4# Perihal Nama

426 29 6
                                    

Perihal nama, seringkali mudah diingat tapi sulit untuk dilupakan.

-ENGKAULAH SATU-SATUNYA-

🍂🍂🍂

"Yakin nggak mau tahu namanya?" tanya Malik dengan mata berkedip menggoda.

"Nggak," jawab Rio seolah cuek padahal dalam hatinya penasaran setengah mati.

"Beneran nih? Kemarin nanyain," goda Malik lagi.

"Nggak." Rio kekeh.

Gengsi, itulah yang ada dipikiran Rio.

Padahal asal laki-laki tahu, kadang rasa gengsi itulah yang membuat laki-laki kehilangan kesempatan bersanding dengan orang yang dicintainya. Ada orang yang lebih berani, tegas mengesampingkan rasa gengsi, dan mengutarakan niatnya untuk mengkhitbah.

Di saat seperti itulah, siapa yang berani itulah yang menang. Jangan menyalahkan takdir!

"Beneran? Nanti nyesel, aku nggak nanggung ya," ucap Malik berlagak cuek.

Kemudian Malik memutar badannya untuk kembali duduk di meja kafe tempat semula ia duduk. Ia menyeruput secangkir cappucino.

Sementara Rio di meja kasir tengah berdebat dengan logika dan hatinya. Namun perdebatan itu ternyata dimenangkan oleh logikanya, ia masih berpegang pada gengsinya.

Sampai Malik berjalan mendekati meja kasir untuk membayar. "Berapa?"

"Gratis," jawab Rio setenang mungkin.

Sesaat Malik tampak kaget. "Jangan, ntar kamu dimarahin bosmu lagi. Kan aku jadi nggak enak," ucapnya lirih.

Malik memang tidak tahu kalau caffe ini adalah milik Rio. Yang ia tahu, Rio kerja di sini sebagai kasir.

Rio tertawa melihat kekhawatiran Malik. Temannya ini memang memiliki rasa simpati yang tinggi. "Tenang aja, udah sana kalau mau pulang!"

"Ngusir nih?"

"Nggak, kalau mau nemenin aku ngasirin juga boleh sih. Sini duduk," celetuk Rio sambil menepuk kursi di sebelahnya.

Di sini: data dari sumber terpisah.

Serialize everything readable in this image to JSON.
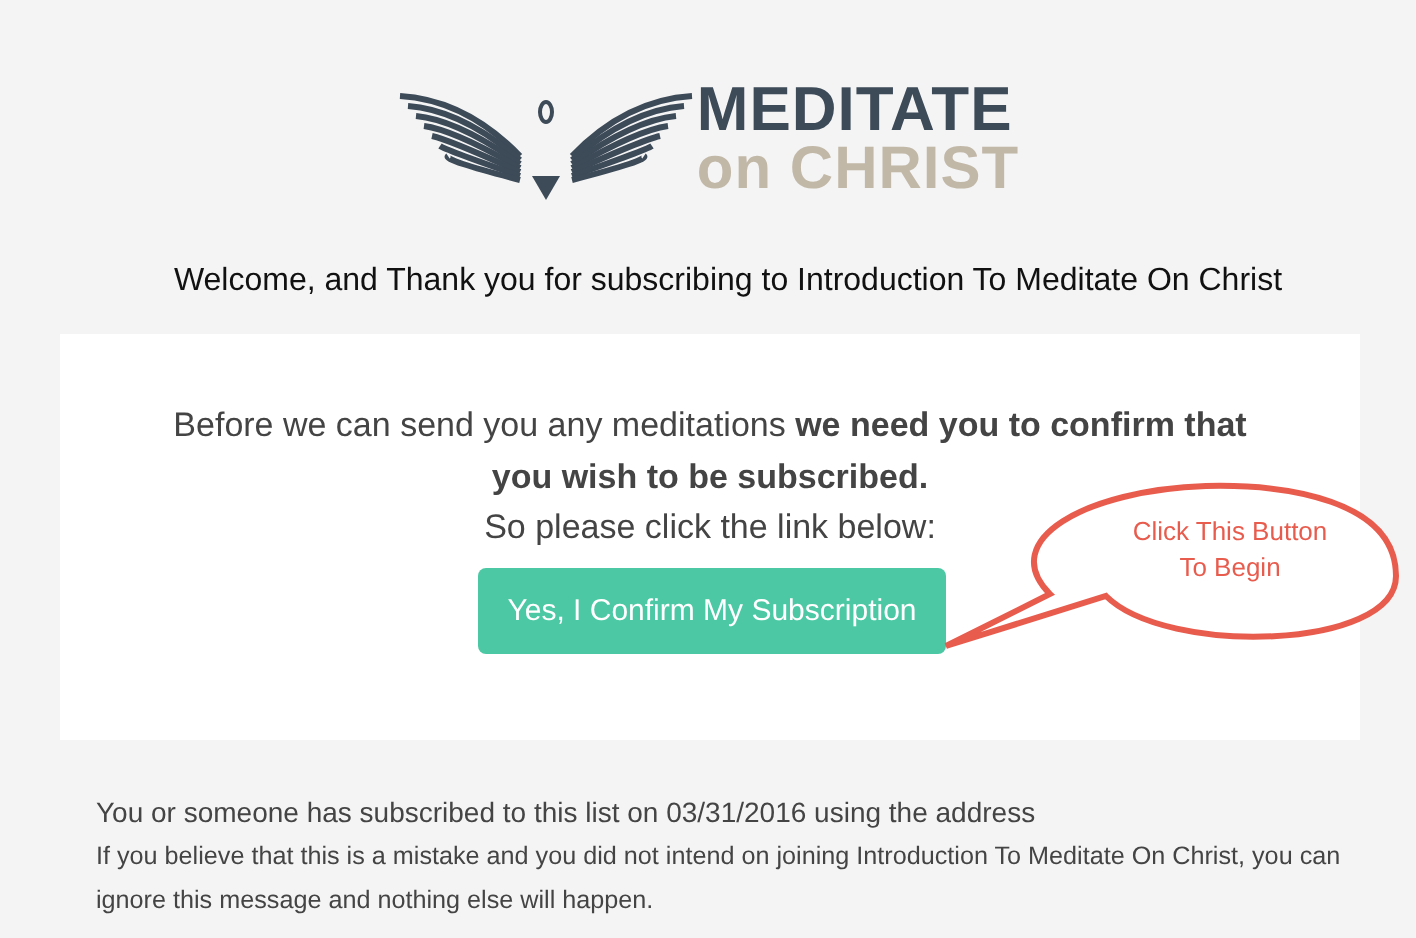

"Nggak ah, aku ada kerjaan."

Malik kembali memasukkan dompetnya ke dalam tas punggung yang lumayan berat itu. Maklum ia selalu membawa laptop ke mana-mana. "Btw, makasih gratisannya."

Rio tersenyum kemudian mengangguk. "Terimakasih kunjungannya, silahkan kembali lagi," ucap Rio seperti yang selalu ia ucapkan pada pengunjung lainnya.

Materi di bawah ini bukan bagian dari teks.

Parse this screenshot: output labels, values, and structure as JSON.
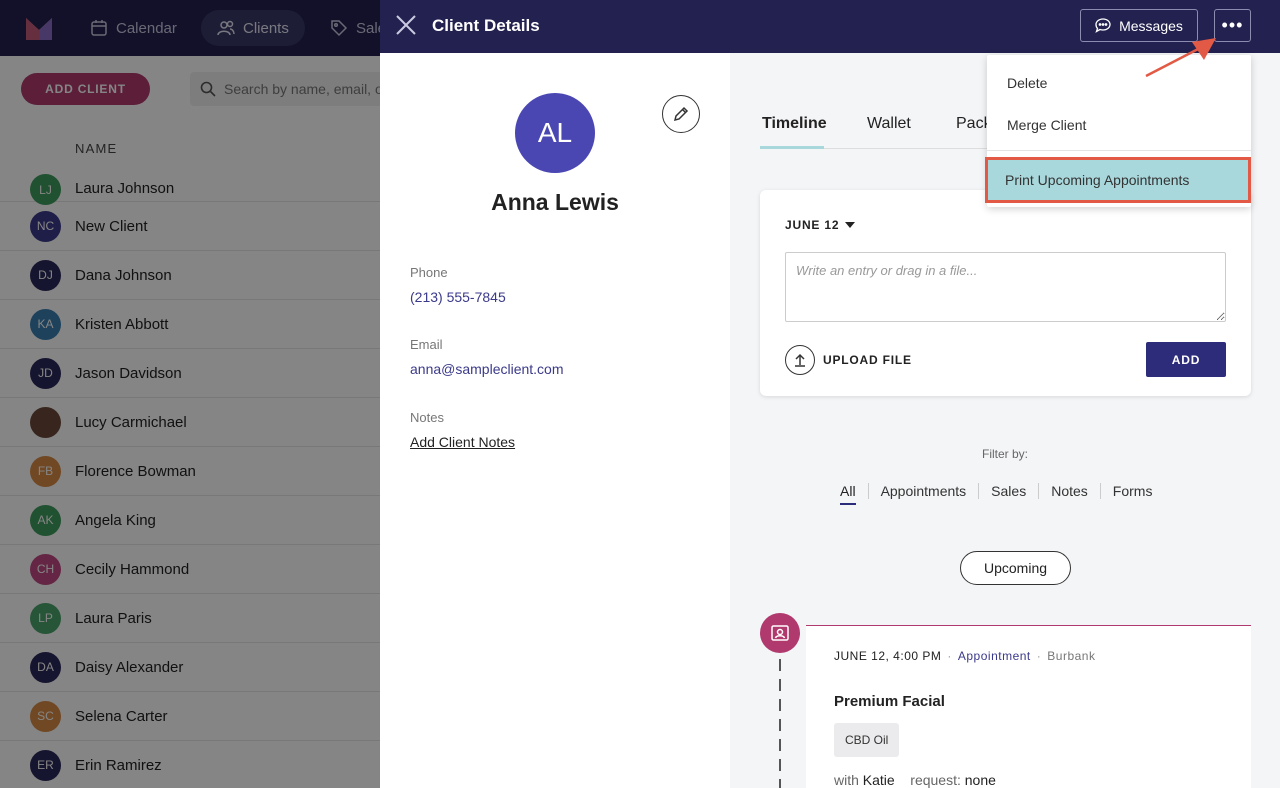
{
  "app": {
    "nav": [
      {
        "label": "Calendar",
        "icon": "calendar-icon"
      },
      {
        "label": "Clients",
        "icon": "users-icon",
        "active": true
      },
      {
        "label": "Sale",
        "icon": "tag-icon"
      }
    ],
    "add_client_label": "ADD CLIENT",
    "search_placeholder": "Search by name, email, o",
    "column_header": "NAME",
    "clients": [
      {
        "initials": "LJ",
        "name": "Laura Johnson",
        "color": "#3f9b5c"
      },
      {
        "initials": "NC",
        "name": "New Client",
        "color": "#3d3a8c"
      },
      {
        "initials": "DJ",
        "name": "Dana Johnson",
        "color": "#2b2a5a"
      },
      {
        "initials": "KA",
        "name": "Kristen Abbott",
        "color": "#3a7fae"
      },
      {
        "initials": "JD",
        "name": "Jason Davidson",
        "color": "#2b2a5a"
      },
      {
        "initials": "",
        "name": "Lucy Carmichael",
        "color": "#6b4a3a"
      },
      {
        "initials": "FB",
        "name": "Florence Bowman",
        "color": "#d98a45"
      },
      {
        "initials": "AK",
        "name": "Angela King",
        "color": "#3f9b5c"
      },
      {
        "initials": "CH",
        "name": "Cecily Hammond",
        "color": "#c04a82"
      },
      {
        "initials": "LP",
        "name": "Laura Paris",
        "color": "#4aa36a"
      },
      {
        "initials": "DA",
        "name": "Daisy Alexander",
        "color": "#2b2a5a"
      },
      {
        "initials": "SC",
        "name": "Selena Carter",
        "color": "#d98a45"
      },
      {
        "initials": "ER",
        "name": "Erin Ramirez",
        "color": "#2b2a5a"
      }
    ]
  },
  "panel": {
    "title": "Client Details",
    "messages_label": "Messages",
    "more_label": "•••",
    "client": {
      "initials": "AL",
      "name": "Anna Lewis",
      "phone_label": "Phone",
      "phone": "(213) 555-7845",
      "email_label": "Email",
      "email": "anna@sampleclient.com",
      "notes_label": "Notes",
      "notes_link": "Add Client Notes"
    },
    "tabs": [
      "Timeline",
      "Wallet",
      "Pack"
    ],
    "entry": {
      "date": "JUNE 12",
      "placeholder": "Write an entry or drag in a file...",
      "upload_label": "UPLOAD FILE",
      "add_label": "ADD"
    },
    "filter": {
      "label": "Filter by:",
      "items": [
        "All",
        "Appointments",
        "Sales",
        "Notes",
        "Forms"
      ]
    },
    "upcoming_label": "Upcoming",
    "appointment": {
      "datetime": "JUNE 12, 4:00 PM",
      "type": "Appointment",
      "location": "Burbank",
      "service": "Premium Facial",
      "addon": "CBD Oil",
      "with_label": "with",
      "staff": "Katie",
      "request_label": "request:",
      "request": "none"
    },
    "menu": {
      "items": [
        "Delete",
        "Merge Client",
        "Print Upcoming Appointments"
      ]
    }
  },
  "colors": {
    "header": "#23214f",
    "accent": "#b03a6e",
    "primary_button": "#2d2c7a",
    "highlight": "#a9d8dc",
    "annotation": "#e25a45"
  }
}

"Hmm, assalamu'alaikum," pamit Malik.

"Wa'alaikumsalam," balas Rio.

Kini hanya punggung Malik yang terlihat. Sementara hati Rio kembali gundah, ia penasaran dengan nama akhwat itu. Haruskah ia menanyakannya pada Malik?

"Yo," teriak Malik dari jauh.

Rio yang semula menunduk, kini mengangkat wajahnya untuk melihat Malik yang sudah sampai di depan pintu masuk. "Kenapa?" tanya Rio dengan bahasa isyarat.

"Marwah Lamatussaba."

"Siapa?" tanya Rio linglung. Bingung siapa yang Malik maksud.

"Akhwat itu," ungkap Malik dengan bahasa isyarat.

Marwah Lamatussaba.

Akhwat itu.

Ah iya, mungkin nama akhwat yang menarik perhatian Rio itu. Rio mengangguk kemudian mengacungkan jempolnya.

Sementara Malik di depan pintu tampak tersenyum miring.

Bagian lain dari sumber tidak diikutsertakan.